To determine the prevalence of clinically significant decision conflict (CSDC) among patients undergoing cancer surgery and associations with postoperative physical activity, as measured through smartphone accelerometer data.
Patients with cancer face challenging treatment decisions, which may lead to CSDC. CSDC negatively affects patient-provider relationships, psychosocial functioning, and health-related quality of life; however, physical manifestations of CSDC remain poorly characterized.

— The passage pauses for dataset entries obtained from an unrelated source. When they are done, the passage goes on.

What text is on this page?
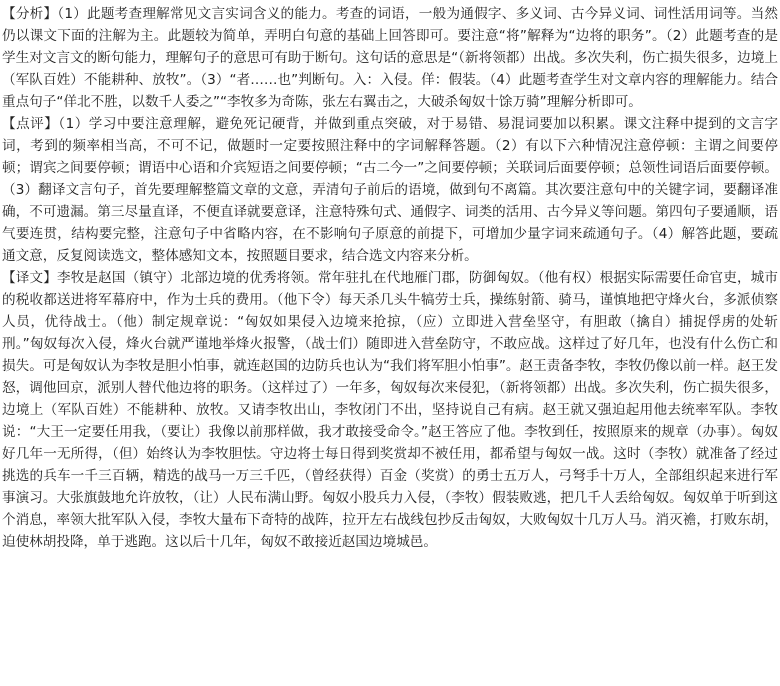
【分析】（1）此题考查理解常见文言实词含义的能力。考查的词语，一般为通假字、多义词、古今异义词、词性活用词等。当然仍以课文下面的注解为主。此题较为简单，弄明白句意的基础上回答即可。要注意“将”解释为“边将的职务”。（2）此题考查的是学生对文言文的断句能力，理解句子的意思可有助于断句。这句话的意思是“（新将领都）出战。多次失利，伤亡损失很多，边境上（军队百姓）不能耕种、放牧”。（3）“者……也”判断句。入：入侵。佯：假装。（4）此题考查学生对文章内容的理解能力。结合重点句子“佯北不胜，以数千人委之”“李牧多为奇陈，张左右翼击之，大破杀匈奴十馀万骑”理解分析即可。

【点评】（1）学习中要注意理解，避免死记硬背，并做到重点突破，对于易错、易混词要加以积累。课文注释中提到的文言字词，考到的频率相当高，不可不记，做题时一定要按照注释中的字词解释答题。（2）有以下六种情况注意停顿：主谓之间要停顿；谓宾之间要停顿；谓语中心语和介宾短语之间要停顿；“古二今一”之间要停顿；关联词后面要停顿；总领性词语后面要停顿。（3）翻译文言句子，首先要理解整篇文章的文意，弄清句子前后的语境，做到句不离篇。其次要注意句中的关键字词，要翻译准确，不可遗漏。第三尽量直译，不便直译就要意译，注意特殊句式、通假字、词类的活用、古今异义等问题。第四句子要通顺，语气要连贯，结构要完整，注意句子中省略内容，在不影响句子原意的前提下，可增加少量字词来疏通句子。（4）解答此题，要疏通文意，反复阅读选文，整体感知文本，按照题目要求，结合选文内容来分析。

【译文】李牧是赵国（镇守）北部边境的优秀将领。常年驻扎在代地雁门郡，防御匈奴。（他有权）根据实际需要任命官吏，城市的税收都送进将军幕府中，作为士兵的费用。（他下令）每天杀几头牛犒劳士兵，操练射箭、骑马，谨慎地把守烽火台，多派侦察人员，优待战士。（他）制定规章说：“匈奴如果侵入边境来抢掠，（应）立即进入营垒坚守，有胆敢（擒自）捕捉俘虏的处斩刑。”匈奴每次入侵，烽火台就严谨地举烽火报警，（战士们）随即进入营垒防守，不敢应战。这样过了好几年，也没有什么伤亡和损失。可是匈奴认为李牧是胆小怕事，就连赵国的边防兵也认为“我们将军胆小怕事”。赵王责备李牧，李牧仍像以前一样。赵王发怒，调他回京，派别人替代他边将的职务。（这样过了）一年多，匈奴每次来侵犯，（新将领都）出战。多次失利，伤亡损失很多，边境上（军队百姓）不能耕种、放牧。又请李牧出山，李牧闭门不出，坚持说自己有病。赵王就又强迫起用他去统率军队。李牧说：“大王一定要任用我，（要让）我像以前那样做，我才敢接受命令。”赵王答应了他。李牧到任，按照原来的规章（办事）。匈奴好几年一无所得，（但）始终认为李牧胆怯。守边将士每日得到奖赏却不被任用，都希望与匈奴一战。这时（李牧）就准备了经过挑选的兵车一千三百辆，精选的战马一万三千匹，（曾经获得）百金（奖赏）的勇士五万人，弓弩手十万人，全部组织起来进行军事演习。大张旗鼓地允许放牧，（让）人民布满山野。匈奴小股兵力入侵，（李牧）假装败逃，把几千人丢给匈奴。匈奴单于听到这个消息，率领大批军队入侵，李牧大量布下奇特的战阵，拉开左右战线包抄反击匈奴，大败匈奴十几万人马。消灭襜，打败东胡，迫使林胡投降，单于逃跑。这以后十几年，匈奴不敢接近赵国边境城邑。
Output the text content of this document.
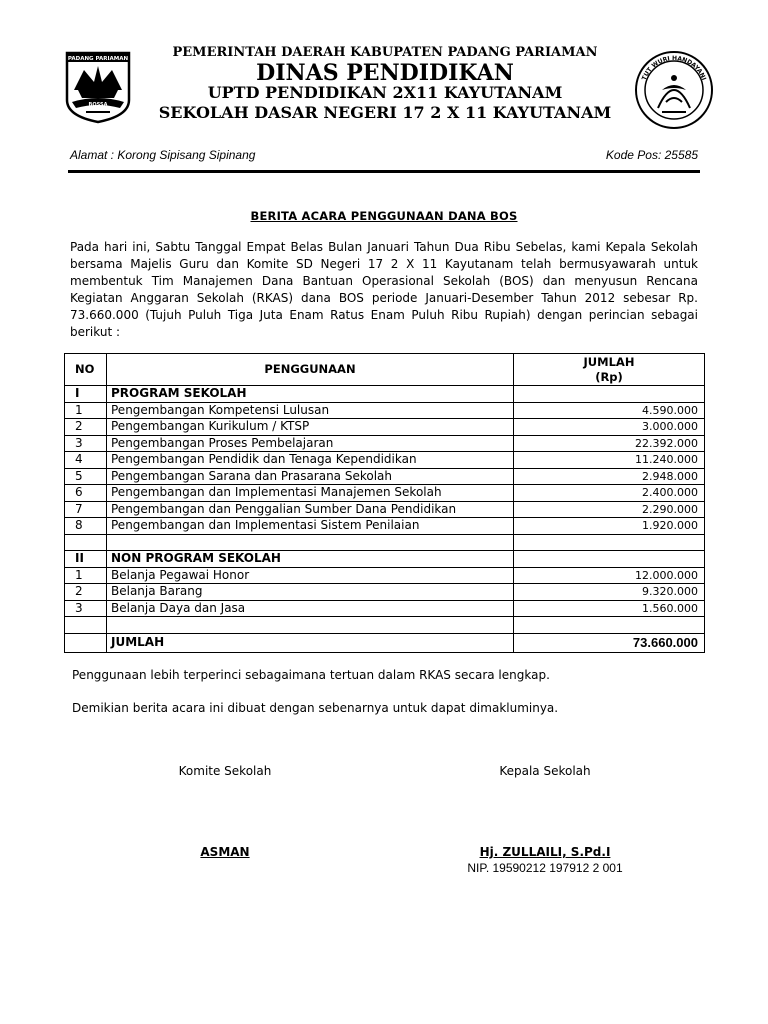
PADANG PARIAMAN
BOSSA
PEMERINTAH DAERAH KABUPATEN PADANG PARIAMAN
DINAS PENDIDIKAN
UPTD PENDIDIKAN 2X11 KAYUTANAM
SEKOLAH DASAR NEGERI 17 2 X 11 KAYUTANAM
TUT WURI HANDAYANI
Alamat : Korong Sipisang Sipinang	Kode Pos: 25585
BERITA ACARA PENGGUNAAN DANA BOS

Pada hari ini, Sabtu Tanggal Empat Belas Bulan Januari Tahun Dua Ribu Sebelas, kami Kepala Sekolah bersama Majelis Guru dan Komite SD Negeri 17 2 X 11 Kayutanam telah bermusyawarah untuk membentuk Tim Manajemen Dana Bantuan Operasional Sekolah (BOS) dan menyusun Rencana Kegiatan Anggaran Sekolah (RKAS) dana BOS periode Januari-Desember Tahun 2012 sebesar Rp. 73.660.000 (Tujuh Puluh Tiga Juta Enam Ratus Enam Puluh Ribu Rupiah) dengan perincian sebagai berikut :

NO	PENGGUNAAN	JUMLAH
(Rp)

I	PROGRAM SEKOLAH	
1	Pengembangan Kompetensi Lulusan	4.590.000
2	Pengembangan Kurikulum / KTSP	3.000.000
3	Pengembangan Proses Pembelajaran	22.392.000
4	Pengembangan Pendidik dan Tenaga Kependidikan	11.240.000
5	Pengembangan Sarana dan Prasarana Sekolah	2.948.000
6	Pengembangan dan Implementasi Manajemen Sekolah	2.400.000
7	Pengembangan dan Penggalian Sumber Dana Pendidikan	2.290.000
8	Pengembangan dan Implementasi Sistem Penilaian	1.920.000

II	NON PROGRAM SEKOLAH	
1	Belanja Pegawai Honor	12.000.000
2	Belanja Barang	9.320.000
3	Belanja Daya dan Jasa	1.560.000

	JUMLAH	73.660.000
Penggunaan lebih terperinci sebagaimana tertuan dalam RKAS secara lengkap.
Demikian berita acara ini dibuat dengan sebenarnya untuk dapat dimakluminya.
Komite Sekolah	Kepala Sekolah
ASMAN	Hj. ZULLAILI, S.Pd.I
NIP. 19590212 197912 2 001
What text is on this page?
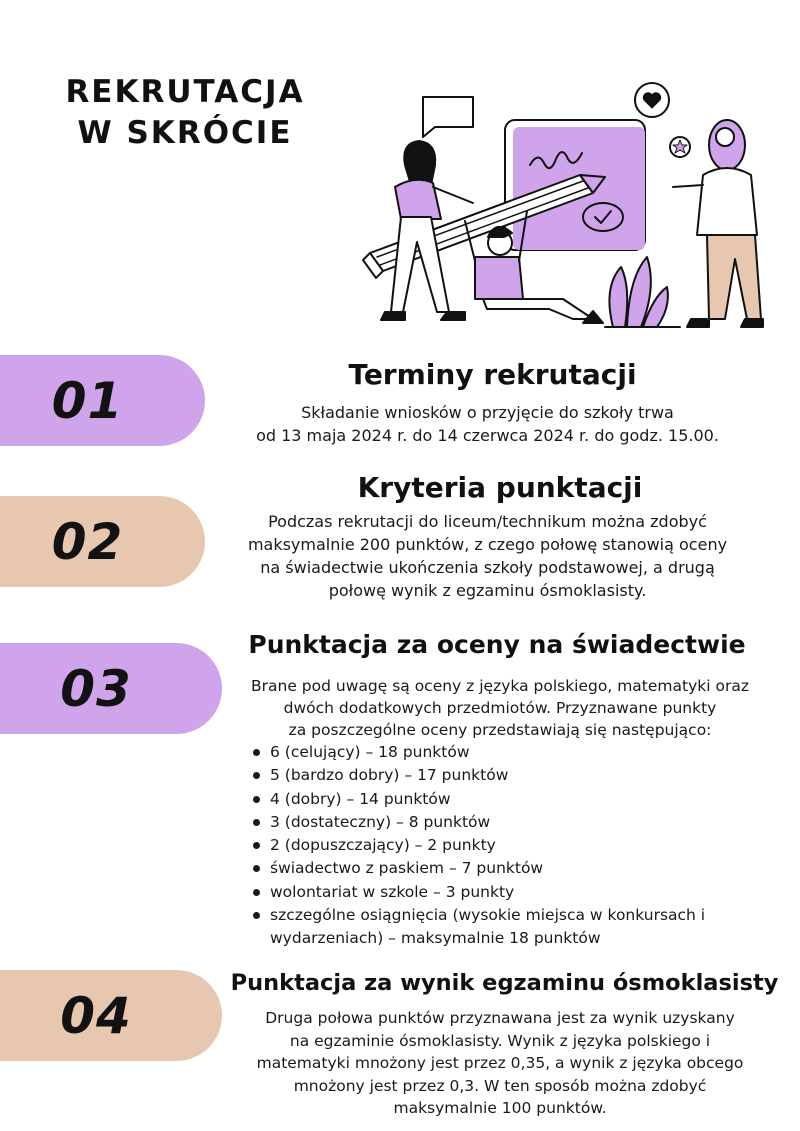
REKRUTACJA
W SKRÓCIE
01	Terminy rekrutacji
Składanie wniosków o przyjęcie do szkoły trwa
od 13 maja 2024 r. do 14 czerwca 2024 r. do godz. 15.00.
02
Kryteria punktacji
Podczas rekrutacji do liceum/technikum można zdobyć
maksymalnie 200 punktów, z czego połowę stanowią oceny
na świadectwie ukończenia szkoły podstawowej, a drugą
połowę wynik z egzaminu ósmoklasisty.
03
Punktacja za oceny na świadectwie
Brane pod uwagę są oceny z języka polskiego, matematyki oraz
dwóch dodatkowych przedmiotów. Przyznawane punkty
za poszczególne oceny przedstawiają się następująco:
6 (celujący) – 18 punktów
5 (bardzo dobry) – 17 punktów
4 (dobry) – 14 punktów
3 (dostateczny) – 8 punktów
2 (dopuszczający) – 2 punkty
świadectwo z paskiem – 7 punktów
wolontariat w szkole – 3 punkty
szczególne osiągnięcia (wysokie miejsca w konkursach i
wydarzeniach) – maksymalnie 18 punktów
04
Punktacja za wynik egzaminu ósmoklasisty
Druga połowa punktów przyznawana jest za wynik uzyskany
na egzaminie ósmoklasisty. Wynik z języka polskiego i
matematyki mnożony jest przez 0,35, a wynik z języka obcego
mnożony jest przez 0,3. W ten sposób można zdobyć
maksymalnie 100 punktów.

Adult smartphone-owners undergoing surgery for breast, skin-soft-tissue, head-and-neck, or abdominal cancer (July 2017–2019) were approached. Patients downloaded the Beiwe application that delivered the Decision Conflict Scale (DCS) preoperatively and collected smartphone accelerometer data continuously from enrollment through 6 months postop-eratively. Restricted-cubic-spline regression, adjusting for a priori potential confounders (age, type of surgery, support status, and postoperative complications) was used to determine trends in postoperative daily physical activity among patients with and without CSDC (DCS score >25/100).
Among 99 patients who downloaded the application, 85 completed the DCS (86% participation rate). Twenty-three (27%) reported CSDC. These patients were younger (mean age 48.3 years [standard deviation 14.2]-vs–55.0 [13.3], P = 0.047) and more frequently lived alone (22%-vs–6%, P = 0.042). There were no differences in preoperative physical activity (115.4 minutes [95%CI 90.9, 139.9]-vs–110.8 [95%CI 95.7, 126.0], P = 0.753). Adjusted postoperative physical activity was lower among patients reporting CSDC at 30 days (difference 33.1 minutes [95%CI 5.93,60.2], P = 0.017), 60 days 35.5 [95%CI 8.50, 62.5], P = 0.010 and 90 days 31.8 [95%CI 5.44, 58.1], P = 0.018 postoperatively.
CSDC was prevalent among patients who underwent cancer surgery and associated with lower postoperatively daily physical activity. These data highlight the importance of addressing modifiable decisional needs of patients through enhanced shared decision-making.